Société

Le Sénégal se rapproche de l’irradiation du paludisme (90 %)

Le Sénégal a réalisé des progrès significatifs dans sa lutte contre le paludisme : 90 % de ses districts sanitaires sont désormais en phase de pré-élimination. Les autorités cherchent à mobiliser 146,6 milliards de francs CFA (260 milliards de dollars US) pour mettre en œuvre leur plan national d’élimination du paludisme d’ici 2030. Cette annonce a été faite lors de la Table ronde stratégique nationale qui s’est tenue à Dakar jeudi, réunissant des représentants du gouvernement, des partenaires au développement, des acteurs du secteur privé et des organisations de la société civile afin d’accélérer les efforts d’éradication de l’une des maladies les plus répandues en Afrique.

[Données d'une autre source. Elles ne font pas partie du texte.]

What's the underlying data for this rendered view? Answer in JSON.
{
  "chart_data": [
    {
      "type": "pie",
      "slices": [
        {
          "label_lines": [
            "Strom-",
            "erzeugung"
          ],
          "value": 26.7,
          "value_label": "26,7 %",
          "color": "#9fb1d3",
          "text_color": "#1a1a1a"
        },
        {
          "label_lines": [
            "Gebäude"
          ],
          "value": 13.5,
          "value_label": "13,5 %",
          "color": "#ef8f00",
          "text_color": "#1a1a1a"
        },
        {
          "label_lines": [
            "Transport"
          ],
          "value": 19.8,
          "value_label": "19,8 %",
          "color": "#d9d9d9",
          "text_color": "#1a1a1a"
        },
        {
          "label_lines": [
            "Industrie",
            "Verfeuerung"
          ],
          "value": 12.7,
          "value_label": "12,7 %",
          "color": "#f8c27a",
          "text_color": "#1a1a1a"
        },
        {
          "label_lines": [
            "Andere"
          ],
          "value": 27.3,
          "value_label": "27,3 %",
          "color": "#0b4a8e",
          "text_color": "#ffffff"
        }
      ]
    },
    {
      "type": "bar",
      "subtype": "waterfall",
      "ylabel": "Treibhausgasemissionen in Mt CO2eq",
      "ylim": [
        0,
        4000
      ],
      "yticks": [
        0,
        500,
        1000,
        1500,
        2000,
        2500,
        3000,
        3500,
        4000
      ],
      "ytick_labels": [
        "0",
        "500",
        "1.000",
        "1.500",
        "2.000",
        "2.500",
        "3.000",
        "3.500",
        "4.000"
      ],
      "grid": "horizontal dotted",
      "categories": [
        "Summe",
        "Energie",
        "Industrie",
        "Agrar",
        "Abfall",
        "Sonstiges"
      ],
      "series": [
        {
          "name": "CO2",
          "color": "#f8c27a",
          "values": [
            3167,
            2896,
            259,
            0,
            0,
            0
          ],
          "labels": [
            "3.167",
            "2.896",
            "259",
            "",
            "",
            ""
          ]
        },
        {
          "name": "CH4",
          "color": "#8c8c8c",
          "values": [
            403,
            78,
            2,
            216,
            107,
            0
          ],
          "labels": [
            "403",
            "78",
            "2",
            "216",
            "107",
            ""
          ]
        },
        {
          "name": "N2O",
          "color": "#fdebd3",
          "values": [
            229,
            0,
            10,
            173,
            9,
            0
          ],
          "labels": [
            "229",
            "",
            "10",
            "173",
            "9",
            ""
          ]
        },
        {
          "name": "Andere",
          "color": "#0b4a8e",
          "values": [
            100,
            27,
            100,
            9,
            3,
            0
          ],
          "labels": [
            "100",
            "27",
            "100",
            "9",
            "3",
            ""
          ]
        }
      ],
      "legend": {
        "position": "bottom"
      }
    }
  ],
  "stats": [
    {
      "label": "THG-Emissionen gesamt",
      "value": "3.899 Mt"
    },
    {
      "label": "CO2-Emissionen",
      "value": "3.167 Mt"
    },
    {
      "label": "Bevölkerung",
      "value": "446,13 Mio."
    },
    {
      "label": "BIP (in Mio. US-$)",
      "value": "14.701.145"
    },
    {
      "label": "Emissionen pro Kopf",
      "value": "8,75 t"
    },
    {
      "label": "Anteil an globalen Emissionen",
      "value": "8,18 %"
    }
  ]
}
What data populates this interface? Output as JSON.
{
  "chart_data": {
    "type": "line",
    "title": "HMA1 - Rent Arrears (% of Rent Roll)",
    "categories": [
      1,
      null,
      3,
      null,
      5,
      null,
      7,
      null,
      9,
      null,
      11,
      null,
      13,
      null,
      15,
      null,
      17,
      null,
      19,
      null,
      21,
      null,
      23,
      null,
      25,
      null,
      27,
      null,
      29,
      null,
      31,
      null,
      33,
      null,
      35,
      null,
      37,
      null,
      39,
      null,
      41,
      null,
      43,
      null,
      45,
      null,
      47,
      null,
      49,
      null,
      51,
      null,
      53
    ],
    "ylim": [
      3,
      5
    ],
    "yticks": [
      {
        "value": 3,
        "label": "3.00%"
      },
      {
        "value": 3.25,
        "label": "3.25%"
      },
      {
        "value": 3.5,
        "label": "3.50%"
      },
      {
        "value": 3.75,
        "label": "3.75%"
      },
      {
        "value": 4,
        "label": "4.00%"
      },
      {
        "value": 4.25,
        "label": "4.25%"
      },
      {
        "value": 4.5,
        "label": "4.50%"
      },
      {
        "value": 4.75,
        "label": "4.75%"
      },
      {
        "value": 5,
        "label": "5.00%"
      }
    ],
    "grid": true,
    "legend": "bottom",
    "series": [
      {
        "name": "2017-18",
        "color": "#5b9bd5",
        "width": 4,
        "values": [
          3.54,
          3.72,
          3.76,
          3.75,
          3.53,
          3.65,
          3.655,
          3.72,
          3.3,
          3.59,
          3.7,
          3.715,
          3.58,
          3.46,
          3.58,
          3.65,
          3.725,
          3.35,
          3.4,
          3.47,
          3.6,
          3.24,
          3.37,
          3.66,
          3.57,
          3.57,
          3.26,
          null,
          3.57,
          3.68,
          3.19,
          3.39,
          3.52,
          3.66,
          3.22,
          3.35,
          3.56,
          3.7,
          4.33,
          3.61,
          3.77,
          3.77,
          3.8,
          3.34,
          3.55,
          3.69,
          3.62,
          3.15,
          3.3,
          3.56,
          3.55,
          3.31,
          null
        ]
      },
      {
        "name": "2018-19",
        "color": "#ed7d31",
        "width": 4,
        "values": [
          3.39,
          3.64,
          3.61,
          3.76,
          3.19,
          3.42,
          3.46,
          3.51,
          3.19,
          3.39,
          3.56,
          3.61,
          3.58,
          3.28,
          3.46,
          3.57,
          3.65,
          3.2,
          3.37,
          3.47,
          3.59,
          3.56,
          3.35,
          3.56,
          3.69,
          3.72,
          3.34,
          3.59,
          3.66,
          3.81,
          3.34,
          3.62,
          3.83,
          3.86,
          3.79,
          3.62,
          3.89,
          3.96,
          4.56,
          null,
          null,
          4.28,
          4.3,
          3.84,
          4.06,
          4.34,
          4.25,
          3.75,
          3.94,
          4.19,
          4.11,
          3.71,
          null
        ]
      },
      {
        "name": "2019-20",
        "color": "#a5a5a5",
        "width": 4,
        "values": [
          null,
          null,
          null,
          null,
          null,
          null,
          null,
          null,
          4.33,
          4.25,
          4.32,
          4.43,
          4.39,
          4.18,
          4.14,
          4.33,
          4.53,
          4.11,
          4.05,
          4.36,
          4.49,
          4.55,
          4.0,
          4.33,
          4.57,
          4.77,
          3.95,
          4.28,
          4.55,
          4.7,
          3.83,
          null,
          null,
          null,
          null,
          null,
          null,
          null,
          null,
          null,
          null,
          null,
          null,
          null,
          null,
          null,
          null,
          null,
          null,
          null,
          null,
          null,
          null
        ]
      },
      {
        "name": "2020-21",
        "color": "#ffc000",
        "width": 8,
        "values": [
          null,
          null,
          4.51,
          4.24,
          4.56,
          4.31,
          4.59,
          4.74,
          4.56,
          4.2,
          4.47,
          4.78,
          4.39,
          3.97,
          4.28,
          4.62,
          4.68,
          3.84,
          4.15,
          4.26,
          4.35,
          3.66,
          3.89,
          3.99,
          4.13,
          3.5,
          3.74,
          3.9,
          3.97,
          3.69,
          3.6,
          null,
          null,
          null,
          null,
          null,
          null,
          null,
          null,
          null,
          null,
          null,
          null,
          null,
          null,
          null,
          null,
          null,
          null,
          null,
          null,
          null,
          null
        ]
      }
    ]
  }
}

Le directeur général de la Santé du Sénégal, Youssouf Tine, a déclaré que le pays avait accompli des progrès considérables ces dernières années dans la lutte contre le paludisme. Il a expliqué que 90 % des districts sanitaires enregistrent désormais moins de cinq cas pour 1 000 habitants par an, ce qui les place en phase de pré-élimination. Il a ajouté que ces résultats témoignent d’années de collaboration entre le gouvernement, les acteurs du secteur de la santé, les communautés locales et les partenaires internationaux, soulignant que le Sénégal est sur le point d’atteindre l’un de ses objectifs sanitaires les plus importants pour la décennie en cours. Les données épidémiologiques confirment ces progrès ; les chiffres du Programme national de lutte contre le paludisme montrent une baisse du taux d’incidence, passant de 23 cas pour 1 000 habitants en 2024 à 12 cas pour 1 000 habitants en 2025.

Le nombre de décès liés à la maladie a également diminué de manière significative, passant de 314 décès en 2024 à environ 150 en 2025, ce qui reflète une nette amélioration des efforts de prévention, de diagnostic et de traitement. Le coordonnateur du Programme national de lutte contre le paludisme, le professeur Aliou Thioungan, a expliqué que 73 des 79 districts sanitaires ont déjà atteint le stade de pré-élimination de la maladie. Il a souligné que ces indicateurs confirment que le paludisme est aujourd’hui plus gérable qu’auparavant et que l’objectif d’élimination d’ici 2030 est désormais possible si le rythme actuel des interventions se maintient et si les ressources financières nécessaires sont disponibles.